The Illinois State Senate during a lame duck session passed a bill on January 3 that would bar thousands of state employees from being union members and bargaining collectively.
Gov. Pat Quinn, a Democrat, said that he would sign the bill, which was passed by the state house in 2011, but AFSCME, the largest union of state employees, succeeded in getting the bill’s senate sponsor to file a motion to reconsider the vote. The motion temporarily delays the signing of the bill by Gov. Quinn. AFSCME and members of the Quinn administration will hold talks this week to see if a compromise that protects the rights of those who are already members can be reached.
Those affected by the bill are employees classified as merit-based compensation employees who work for the governor, lieutenant governor, attorney general, secretary of state, treasurer, and comptroller. They work as public information officers, attorneys, policy and planning employees, mid-level managers, and a host of other positions that provide professional services. Also excluded would be all state agency legislative liaisons.
“The senate’s action is not only an insult to the thousands of workers who have had their union rights taken away, but also should be a reminder that Gov.
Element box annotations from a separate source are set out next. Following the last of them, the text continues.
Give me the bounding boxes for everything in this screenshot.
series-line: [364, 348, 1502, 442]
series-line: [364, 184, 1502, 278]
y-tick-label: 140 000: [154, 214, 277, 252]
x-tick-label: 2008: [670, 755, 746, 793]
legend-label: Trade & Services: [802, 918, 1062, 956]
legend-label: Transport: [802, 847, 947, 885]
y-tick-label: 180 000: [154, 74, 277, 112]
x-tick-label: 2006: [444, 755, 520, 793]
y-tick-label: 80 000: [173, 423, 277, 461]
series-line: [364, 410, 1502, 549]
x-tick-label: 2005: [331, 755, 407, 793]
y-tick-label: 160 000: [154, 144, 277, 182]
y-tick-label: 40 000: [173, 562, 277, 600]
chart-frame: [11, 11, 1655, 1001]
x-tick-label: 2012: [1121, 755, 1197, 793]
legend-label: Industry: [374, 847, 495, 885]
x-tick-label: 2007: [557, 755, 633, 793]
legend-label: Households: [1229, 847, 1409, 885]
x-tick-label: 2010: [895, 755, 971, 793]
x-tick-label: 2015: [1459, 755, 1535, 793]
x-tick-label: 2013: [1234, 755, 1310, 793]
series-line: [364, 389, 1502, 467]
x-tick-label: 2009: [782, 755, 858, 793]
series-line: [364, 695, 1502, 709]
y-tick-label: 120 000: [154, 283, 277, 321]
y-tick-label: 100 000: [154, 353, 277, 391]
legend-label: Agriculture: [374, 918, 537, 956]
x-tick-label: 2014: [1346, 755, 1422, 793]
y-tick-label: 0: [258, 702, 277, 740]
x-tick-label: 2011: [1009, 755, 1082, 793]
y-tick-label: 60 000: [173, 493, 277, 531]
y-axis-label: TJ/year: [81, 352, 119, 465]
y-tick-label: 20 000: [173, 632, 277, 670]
Quinn and his allies in the legislature have no interest in helping Illinois workers maintain a middle-class way of life,” said AFSCME Council 31 Executive Director Henry Bayer.
About 97 percent of all Illinois state employees are union members, and there are a number of petitions seeking union membership by merit-based compensation employees pending before the Illinois Labor Relations Board.
Many merit-based employees sought to join unions in 2009 when then Gov. Rod Blagojevich froze the pay of all non-union state employees. Gov. Quinn also imposed a pay freeze on merit-based compensation employees in 2011.
The bill, SB 1566, could affect as many as 3,500 state employees who joined a union after December 2, 2008 or are seeking union recognition from the state labor board.
The governor would be able to select up to 1,900 current union members whose work is defined in the bill as being ineligible for union membership and declare them non-members. About 1,600 employees whose petitions for union representation are pending before the labor board would be ineligible for union membership.
Gov. Quinn, who AFSCME says has lobbied relentlessly for the passage of SB 1566, argues that many of those affected by the bill are managers and shouldn’t be in unions. But Bayer told the Springfield Journal Register that the union believes that anyone who wants to join a union and bargain collectively should have the right to petition the labor board and that the labor board should be the one to decide whether they can be members of a union.
Gov. Quinn says he supports SB 1566 because the bill gives him more options to deal with budget shortfalls. Illinois’ projected budget shortfall for fiscal year 2013 is $1.8 billion. In 2011, the last time the governor froze merit pay raises, estimates are that the freeze saved the state about $17 million, less than 1 percent of the this year’s projected shortfall.
Bayer said that there’s another more important reason that Gov. Quinn supports SB 1566. “Our fear is the real motivation here is to take positions out of the bargaining unit and exclude positions that they could someday use as patronage,” said Bayer to the State Journal-Register.
Bayer told members that AFSCME would negotiate with the Quinn administration in hopes of reaching a compromise that would at least protect the right to union membership for those who have already joined.
But he said that a fair compromise would require a large mobilization by union members. He urged members to contact their senators and tell them to contact Sen. Harmon and senate leader John Cullerton with the message that their constituents want fair changes to SB 1566.
“This is a bad bill from our point of view,” Bayer said to the State Journal Register. “We hope we can improve on it substantially (through negotiations).”